Assustados, os médicos da prisão pediram ajuda a dois pastores norte-americanos, especialistas em exorcismo. Diante deles, a detenta, que mal tinha cursado o primário, começou a falar inglês fluentemente. Através de seus lábios os espíritos diziam ter o direito de habitá-la, já que era impura. Ela precisou de autorização para ser levada a um templo evangélico, onde foi finalmente curada.

Um dos entrevistados por Moacyr Jorge foi o médico psiquiatra Inácio Ferreira, diretor clínico do Sanatório Espírita de Uberaba (MG). Autor de diversos livros sobre a relação entre espiritismo e medicina, ele defendia a diferenciação entre loucura física, causada por lesão, e loucura espiritual, que se apresenta mesmo quando a pessoa não tem nenhum defeito orgânico. Neste caso, só a intervenção de um religioso pode ajudar.

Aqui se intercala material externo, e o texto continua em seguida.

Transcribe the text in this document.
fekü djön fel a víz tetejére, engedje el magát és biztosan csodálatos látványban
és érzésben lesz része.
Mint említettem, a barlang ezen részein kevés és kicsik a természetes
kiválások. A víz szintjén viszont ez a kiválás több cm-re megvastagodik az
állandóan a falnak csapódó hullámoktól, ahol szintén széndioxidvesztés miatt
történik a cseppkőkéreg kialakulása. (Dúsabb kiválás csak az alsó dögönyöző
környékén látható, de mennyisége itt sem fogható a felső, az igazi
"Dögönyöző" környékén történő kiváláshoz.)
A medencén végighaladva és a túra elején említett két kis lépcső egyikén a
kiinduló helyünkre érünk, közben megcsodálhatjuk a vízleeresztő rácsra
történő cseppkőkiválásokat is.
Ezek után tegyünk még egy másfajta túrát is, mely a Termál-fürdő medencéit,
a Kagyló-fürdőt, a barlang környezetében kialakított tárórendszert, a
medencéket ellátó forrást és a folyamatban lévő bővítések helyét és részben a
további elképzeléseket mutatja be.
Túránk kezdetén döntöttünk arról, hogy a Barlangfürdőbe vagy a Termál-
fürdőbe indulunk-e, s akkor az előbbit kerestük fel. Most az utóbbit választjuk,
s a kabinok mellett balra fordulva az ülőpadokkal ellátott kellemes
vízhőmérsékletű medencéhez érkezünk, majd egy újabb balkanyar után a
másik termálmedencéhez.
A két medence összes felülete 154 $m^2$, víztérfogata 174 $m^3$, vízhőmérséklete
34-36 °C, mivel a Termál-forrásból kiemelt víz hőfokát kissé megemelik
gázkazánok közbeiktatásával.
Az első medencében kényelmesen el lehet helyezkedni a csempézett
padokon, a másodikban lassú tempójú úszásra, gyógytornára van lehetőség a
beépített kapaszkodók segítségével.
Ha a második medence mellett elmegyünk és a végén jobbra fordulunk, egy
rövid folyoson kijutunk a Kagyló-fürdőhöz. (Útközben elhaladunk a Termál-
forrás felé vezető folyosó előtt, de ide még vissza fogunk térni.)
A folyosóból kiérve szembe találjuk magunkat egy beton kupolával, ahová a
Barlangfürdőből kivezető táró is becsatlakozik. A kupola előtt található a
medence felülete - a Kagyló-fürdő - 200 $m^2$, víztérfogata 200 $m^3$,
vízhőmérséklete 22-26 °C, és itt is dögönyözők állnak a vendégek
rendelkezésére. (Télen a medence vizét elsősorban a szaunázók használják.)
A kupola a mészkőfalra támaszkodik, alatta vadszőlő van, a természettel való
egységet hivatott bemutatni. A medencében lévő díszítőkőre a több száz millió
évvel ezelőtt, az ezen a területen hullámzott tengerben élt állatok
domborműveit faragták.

O médico contou à reportagem o caso de uma mulher que passou a apresentar desequilíbrio mental e alteração drástica de personalidade: tornara-se alegre demais, falava sem parar e revelava segredos de amigos e desconhecidos. Tinha delírios e precisou ser amarrada algumas vezes pelos familiares.

Foi internada no sanatório e, durante uma sessão mediúnica, um espírito se manifestou. Contou aos presentes que fora um trapezista de circo e que tinha sido casado com a doente. A mulher tramou sua morte em cumplicidade com um dos palhaços do circo, seu amante, e os dois sabotaram os equipamentos para que o agora falecido se espatifasse durante uma apresentação.

De acordo com o doutor Ferreira, a cura se dá na base da conversa: os médiuns presentes conseguiram convencer o espírito a abandonar suas intenções de vingança e finalmente partir dessa para melhor. Nada de sopapos, água benta ou cabeças girando 360º.

Apesar do ceticismo e da disputa com a psiquiatria, muitos religiosos apostavam nessa diferença entre loucura física e espiritual. Entre eles, o famoso padre inglês Christopher Neil-Smith (1920-1995), citado nas reportagens do "NP" como um dos expoentes do exorcismo e que teria praticado mais de três mil "curas". Verdade ou fanatismo, o exorcismo ainda hoje rende assunto para Hollywood, e, claro, para alguns religiosos adoradores de um bom espetáculo.